12. A device for determining a mirror-based deduplication dictionary, wherein, A single image file is stored in the form of at least one data block, and each data block corresponds to data block information uniquely determined according to a predetermined method. The data block information is recorded in the data block information set of the corresponding image file. The apparatus includes: The acquisition unit is configured to acquire the data block information sets corresponding to several images, including the first image; A clustering unit is configured to cluster the plurality of mirrors based on the similarity of data block information sets to obtain at least one mirror category, wherein the first mirror corresponds to the first mirror category among the at least one mirror categories; The mining unit is configured to determine a corresponding first category deduplication set based on the occurrence frequency of each data block for the first mirror category.

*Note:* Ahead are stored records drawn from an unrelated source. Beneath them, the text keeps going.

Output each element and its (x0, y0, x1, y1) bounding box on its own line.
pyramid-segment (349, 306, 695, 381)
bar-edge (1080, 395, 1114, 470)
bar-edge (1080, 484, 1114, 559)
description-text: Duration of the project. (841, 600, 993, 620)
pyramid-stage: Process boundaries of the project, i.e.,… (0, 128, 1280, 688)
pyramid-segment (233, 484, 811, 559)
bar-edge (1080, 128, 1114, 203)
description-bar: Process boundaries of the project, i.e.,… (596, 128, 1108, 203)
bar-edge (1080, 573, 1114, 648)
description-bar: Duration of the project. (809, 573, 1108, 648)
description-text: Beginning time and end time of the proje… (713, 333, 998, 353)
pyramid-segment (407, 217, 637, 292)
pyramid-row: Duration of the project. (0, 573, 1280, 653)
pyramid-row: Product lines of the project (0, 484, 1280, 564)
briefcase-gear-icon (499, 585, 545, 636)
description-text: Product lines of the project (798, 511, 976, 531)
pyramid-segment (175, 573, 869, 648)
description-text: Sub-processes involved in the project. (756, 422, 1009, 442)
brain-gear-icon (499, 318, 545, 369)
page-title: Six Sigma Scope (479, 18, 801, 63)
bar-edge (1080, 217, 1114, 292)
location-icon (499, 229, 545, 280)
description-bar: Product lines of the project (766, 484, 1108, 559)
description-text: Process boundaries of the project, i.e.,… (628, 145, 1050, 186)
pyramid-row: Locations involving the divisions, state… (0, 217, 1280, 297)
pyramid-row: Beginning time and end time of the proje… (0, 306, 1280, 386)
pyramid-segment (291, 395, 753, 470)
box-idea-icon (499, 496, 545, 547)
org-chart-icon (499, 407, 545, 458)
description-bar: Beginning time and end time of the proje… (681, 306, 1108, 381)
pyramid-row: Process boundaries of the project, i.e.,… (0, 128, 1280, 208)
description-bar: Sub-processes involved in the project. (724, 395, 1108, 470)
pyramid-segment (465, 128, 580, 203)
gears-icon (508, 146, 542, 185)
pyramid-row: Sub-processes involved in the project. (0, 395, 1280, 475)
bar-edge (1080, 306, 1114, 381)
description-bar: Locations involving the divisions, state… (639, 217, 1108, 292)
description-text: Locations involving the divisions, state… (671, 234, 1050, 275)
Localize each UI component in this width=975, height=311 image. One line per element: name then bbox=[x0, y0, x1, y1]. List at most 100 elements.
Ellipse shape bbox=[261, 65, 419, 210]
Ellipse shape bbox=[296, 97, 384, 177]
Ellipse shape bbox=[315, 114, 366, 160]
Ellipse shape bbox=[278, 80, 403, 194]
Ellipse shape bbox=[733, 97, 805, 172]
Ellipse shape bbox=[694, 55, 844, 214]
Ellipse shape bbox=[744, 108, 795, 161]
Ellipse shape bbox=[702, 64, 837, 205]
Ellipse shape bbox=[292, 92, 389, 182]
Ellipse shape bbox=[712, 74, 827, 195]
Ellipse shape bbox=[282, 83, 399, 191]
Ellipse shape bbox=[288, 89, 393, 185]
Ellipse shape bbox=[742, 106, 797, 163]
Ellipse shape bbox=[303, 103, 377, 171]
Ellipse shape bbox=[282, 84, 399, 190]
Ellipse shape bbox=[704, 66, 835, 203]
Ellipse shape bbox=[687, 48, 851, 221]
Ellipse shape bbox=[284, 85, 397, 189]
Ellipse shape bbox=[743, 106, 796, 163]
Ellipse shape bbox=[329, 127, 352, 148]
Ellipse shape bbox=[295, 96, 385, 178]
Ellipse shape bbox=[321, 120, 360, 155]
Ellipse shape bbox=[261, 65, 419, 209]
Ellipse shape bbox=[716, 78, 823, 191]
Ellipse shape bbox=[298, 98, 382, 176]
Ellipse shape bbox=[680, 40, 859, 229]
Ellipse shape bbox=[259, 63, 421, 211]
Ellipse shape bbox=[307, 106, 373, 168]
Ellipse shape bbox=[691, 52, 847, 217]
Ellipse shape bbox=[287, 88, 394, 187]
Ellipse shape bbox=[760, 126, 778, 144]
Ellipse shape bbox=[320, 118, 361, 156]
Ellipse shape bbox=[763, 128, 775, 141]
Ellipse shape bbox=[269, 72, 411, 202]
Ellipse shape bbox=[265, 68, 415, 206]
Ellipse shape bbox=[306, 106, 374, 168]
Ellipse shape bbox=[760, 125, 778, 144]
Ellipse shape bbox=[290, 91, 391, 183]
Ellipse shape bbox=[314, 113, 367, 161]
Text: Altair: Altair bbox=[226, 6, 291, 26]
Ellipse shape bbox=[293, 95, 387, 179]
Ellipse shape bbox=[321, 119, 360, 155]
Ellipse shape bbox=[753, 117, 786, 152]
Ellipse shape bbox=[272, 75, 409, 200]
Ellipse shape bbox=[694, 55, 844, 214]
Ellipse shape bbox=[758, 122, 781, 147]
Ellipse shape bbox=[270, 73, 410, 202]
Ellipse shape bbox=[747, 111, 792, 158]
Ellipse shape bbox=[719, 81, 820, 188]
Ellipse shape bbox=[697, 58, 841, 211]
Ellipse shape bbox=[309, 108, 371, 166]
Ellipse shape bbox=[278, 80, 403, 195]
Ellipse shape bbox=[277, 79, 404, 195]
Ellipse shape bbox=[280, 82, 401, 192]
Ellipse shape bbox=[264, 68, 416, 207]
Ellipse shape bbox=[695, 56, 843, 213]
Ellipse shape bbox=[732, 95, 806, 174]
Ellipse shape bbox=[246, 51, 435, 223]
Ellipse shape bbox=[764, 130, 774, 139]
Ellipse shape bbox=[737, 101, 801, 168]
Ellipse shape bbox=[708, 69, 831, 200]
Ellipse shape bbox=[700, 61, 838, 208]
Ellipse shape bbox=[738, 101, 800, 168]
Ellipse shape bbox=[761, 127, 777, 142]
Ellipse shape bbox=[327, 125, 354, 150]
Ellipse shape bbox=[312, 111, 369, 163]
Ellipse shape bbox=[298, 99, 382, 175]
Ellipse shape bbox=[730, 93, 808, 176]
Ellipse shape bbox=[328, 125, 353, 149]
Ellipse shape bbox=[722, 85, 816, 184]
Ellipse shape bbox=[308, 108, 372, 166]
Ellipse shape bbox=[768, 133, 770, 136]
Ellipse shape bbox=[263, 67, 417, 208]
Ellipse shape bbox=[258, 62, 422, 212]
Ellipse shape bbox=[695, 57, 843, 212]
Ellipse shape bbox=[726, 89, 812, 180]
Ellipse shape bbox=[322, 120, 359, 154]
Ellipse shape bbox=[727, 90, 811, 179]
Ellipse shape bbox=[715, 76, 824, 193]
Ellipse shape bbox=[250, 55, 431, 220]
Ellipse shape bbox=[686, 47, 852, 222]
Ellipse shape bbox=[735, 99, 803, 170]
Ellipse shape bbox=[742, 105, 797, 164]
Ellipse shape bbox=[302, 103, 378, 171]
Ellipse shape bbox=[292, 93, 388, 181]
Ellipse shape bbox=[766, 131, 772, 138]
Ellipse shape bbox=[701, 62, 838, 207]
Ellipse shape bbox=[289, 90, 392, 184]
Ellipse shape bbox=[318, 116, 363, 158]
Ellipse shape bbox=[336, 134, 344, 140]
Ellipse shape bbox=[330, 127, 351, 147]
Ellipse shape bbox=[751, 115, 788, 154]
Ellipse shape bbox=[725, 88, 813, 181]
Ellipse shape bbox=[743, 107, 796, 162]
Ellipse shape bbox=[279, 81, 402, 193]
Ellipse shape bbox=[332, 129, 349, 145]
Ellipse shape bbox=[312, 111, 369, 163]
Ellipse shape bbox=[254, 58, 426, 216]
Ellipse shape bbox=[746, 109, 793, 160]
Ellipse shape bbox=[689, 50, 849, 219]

The occurrence frequency of a single data block is determined based on the data block information in the data block information set corresponding to the first mirror category. If the occurrence frequency of a single data block in at least one mirror corresponding to the first mirror category meets a first predetermined condition, the corresponding data block information is added to the first category deduplication set. The prediction unit is configured to determine a first prediction deduplication set for the first mirror image based on the importance of other data blocks, excluding the data blocks indicated by the first category deduplication set; The construction unit is configured to construct a data block deduplication dictionary using the first category deduplication set and the first prediction deduplication set, for use in deduplication during the update process of the image file of subsequent versions of the first image.
13. An apparatus for storing image files, comprising: The processing unit is configured to divide the target image's image file to be stored into multiple data blocks and determine a corresponding first data block information set, wherein the first data block information set includes each data block information that uniquely describes each data block in a predetermined manner. The matching unit is configured to match the first data block information set with elements in the data block deduplication dictionary of the target image, wherein the data block deduplication dictionary includes: a second category deduplication set based on the second image category corresponding to the target image, and a second predicted deduplication set determined based on the historical versions of the target image; The storage unit is configured to store the image file to be stored based on the matching result.
14. A computer-readable storage medium having a computer program stored thereon, which, when executed in a computer, causes the computer to perform the method of any one of claims 1-11.
15. A computing device, comprising a memory and a processor, characterized in that, The memory stores executable code, and when the processor executes the executable code, it implements the method of any one of claims 1-11.